You can’t go wrong with this classic French-style steak and chips recipe. Serve it with a posh glass of red for a special occasion or enjoy it al fresco with pals in the summer. It really is a dish for all seasons and all occasions.
- 2 x 8 oz (225g) rib-eye steaks
- ½ tsp hickory-smoked salt, sea salt, or kosher salt
- ¼ to ½ tsp chipotle chilli powder
- 1 tsp finely chopped fresh cilantro (coriander) or flat-leaf parsley
- Vegetable oil or clarified butter
- Freshly ground black pepper
For the mustard butter
- 2 tbsp unsalted butter, at room temperature
- 2 tsp dry mustard or mustard powder
- 1 generous tsp Dijon mustard
For the French fries (serves 4-6)
- 3 lb (1.3kg) potatoes
- 4 tbsp olive oil
- 2 tsp sea salt or kosher salt
- Fresh herbs, such as a big handful of sage leaves, a few sprigs of rosemary or thyme, or a mixture of them
For the steaks
1Pat the steaks dry and rub them with the salt, chipotle powder and cilantro (coriander). Refrigerate the steaks, uncovered, for at least 1 hour, or up to 8 hours.

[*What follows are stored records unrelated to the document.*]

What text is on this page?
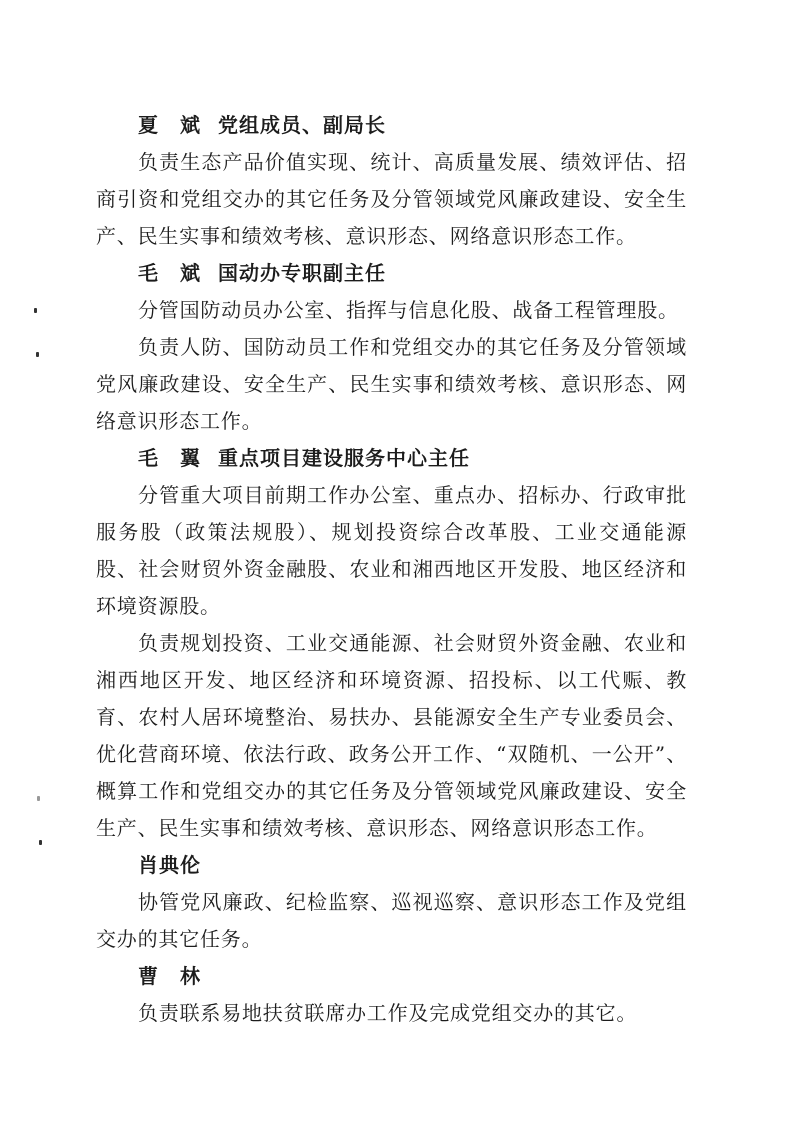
夏　斌 党组成员、副局长

负责生态产品价值实现、统计、高质量发展、绩效评估、招商引资和党组交办的其它任务及分管领域党风廉政建设、安全生产、民生实事和绩效考核、意识形态、网络意识形态工作。

毛　斌 国动办专职副主任

分管国防动员办公室、指挥与信息化股、战备工程管理股。

负责人防、国防动员工作和党组交办的其它任务及分管领域党风廉政建设、安全生产、民生实事和绩效考核、意识形态、网络意识形态工作。

毛　翼 重点项目建设服务中心主任

分管重大项目前期工作办公室、重点办、招标办、行政审批服务股（政策法规股）、规划投资综合改革股、工业交通能源股、社会财贸外资金融股、农业和湘西地区开发股、地区经济和环境资源股。

负责规划投资、工业交通能源、社会财贸外资金融、农业和湘西地区开发、地区经济和环境资源、招投标、以工代赈、教育、农村人居环境整治、易扶办、县能源安全生产专业委员会、优化营商环境、依法行政、政务公开工作、“双随机、一公开”、概算工作和党组交办的其它任务及分管领域党风廉政建设、安全生产、民生实事和绩效考核、意识形态、网络意识形态工作。

肖典伦

协管党风廉政、纪检监察、巡视巡察、意识形态工作及党组交办的其它任务。

曹　林

负责联系易地扶贫联席办工作及完成党组交办的其它。
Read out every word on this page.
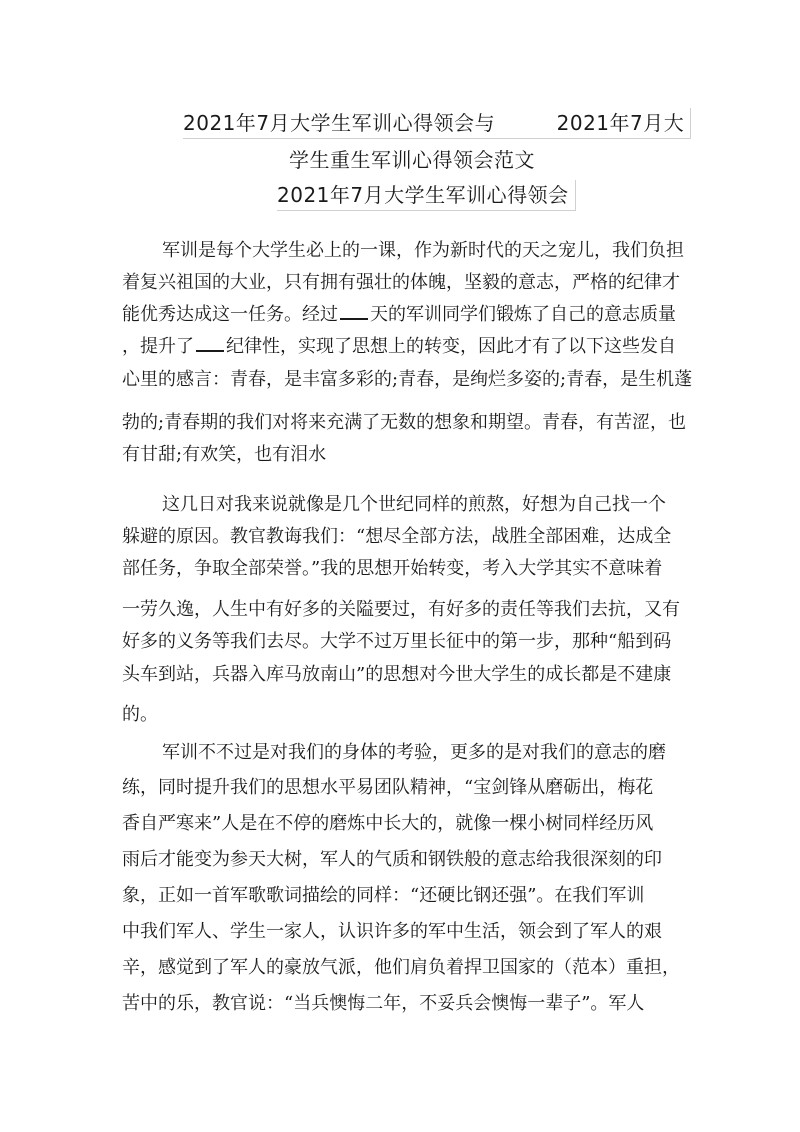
2021年7月大学生军训心得领会与　　　2021年7月大
学生重生军训心得领会范文
2021年7月大学生军训心得领会
军训是每个大学生必上的一课，作为新时代的天之宠儿，我们负担
着复兴祖国的大业，只有拥有强壮的体魄，坚毅的意志，严格的纪律才
能优秀达成这一任务。经过 天的军训同学们锻炼了自己的意志质量
，提升了 纪律性，实现了思想上的转变，因此才有了以下这些发自
心里的感言：青春，是丰富多彩的;青春，是绚烂多姿的;青春，是生机蓬
勃的;青春期的我们对将来充满了无数的想象和期望。青春，有苦涩，也
有甘甜;有欢笑，也有泪水
这几日对我来说就像是几个世纪同样的煎熬，好想为自己找一个
躲避的原因。教官教诲我们：“想尽全部方法，战胜全部困难，达成全
部任务，争取全部荣誉。”我的思想开始转变，考入大学其实不意味着
一劳久逸，人生中有好多的关隘要过，有好多的责任等我们去抗，又有
好多的义务等我们去尽。大学不过万里长征中的第一步，那种“船到码
头车到站，兵器入库马放南山”的思想对今世大学生的成长都是不建康
的。
军训不不过是对我们的身体的考验，更多的是对我们的意志的磨
练，同时提升我们的思想水平易团队精神，“宝剑锋从磨砺出，梅花
香自严寒来”人是在不停的磨炼中长大的，就像一棵小树同样经历风
雨后才能变为参天大树，军人的气质和钢铁般的意志给我很深刻的印
象，正如一首军歌歌词描绘的同样：“还硬比钢还强”。在我们军训
中我们军人、学生一家人，认识许多的军中生活，领会到了军人的艰
辛，感觉到了军人的豪放气派，他们肩负着捍卫国家的（范本）重担，
苦中的乐，教官说：“当兵懊悔二年，不妥兵会懊悔一辈子”。军人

2To make the mustard butter, in a small bowl, mash together the butter with the dry mustard and the Dijon. Form it into two mounds and chill on a plastic-wrap-lined plate.
3Heat a little oil or clarified butter in a grill pan or cast-iron skillet and cook the steaks over high heat, being sure to get a good sear on each side. For rare steaks, cook 5-7 minutes total on both sides, or aller-retour (“to go and return”).
4Remove the steaks from the pan and put on plates. Top each steak with a knob of the mustard butter and some pepper and serve with a big pile of frites.
For the French fries
1Peel the potatoes, leaving on a few strips of skin as you go. Cut them into ⅓-inch-thick (1cm) slices. Lay the slices on a cutting board and slice them into ⅓-inch-wide (1cm) sticks. Put them in a large bowl with very cold, lightly salted water, and let them sit for 1 hour.
2Preheat the oven to 400ºF (200ºC).
3Drain the potatoes and lay them on a kitchen towel. Rub them with the towel to dry them very well. Spray two baking sheets with non-stick cooking spray. Place the potatoes on the baking sheets. Dribble the olive oil over the potatoes and sprinkle with 1 teaspoon of the salt. Add the fresh herbs and mix everything together with your hands. Spread the potato sticks out in a single layer on each baking sheet.
4Bake for 45-50 minutes, rotating the pans from front to back and top to bottom midway during baking. As they bake, stir the potatoes several times so they cook evenly. Once the fries are golden brown and crispy, remove the pans from the oven and serve.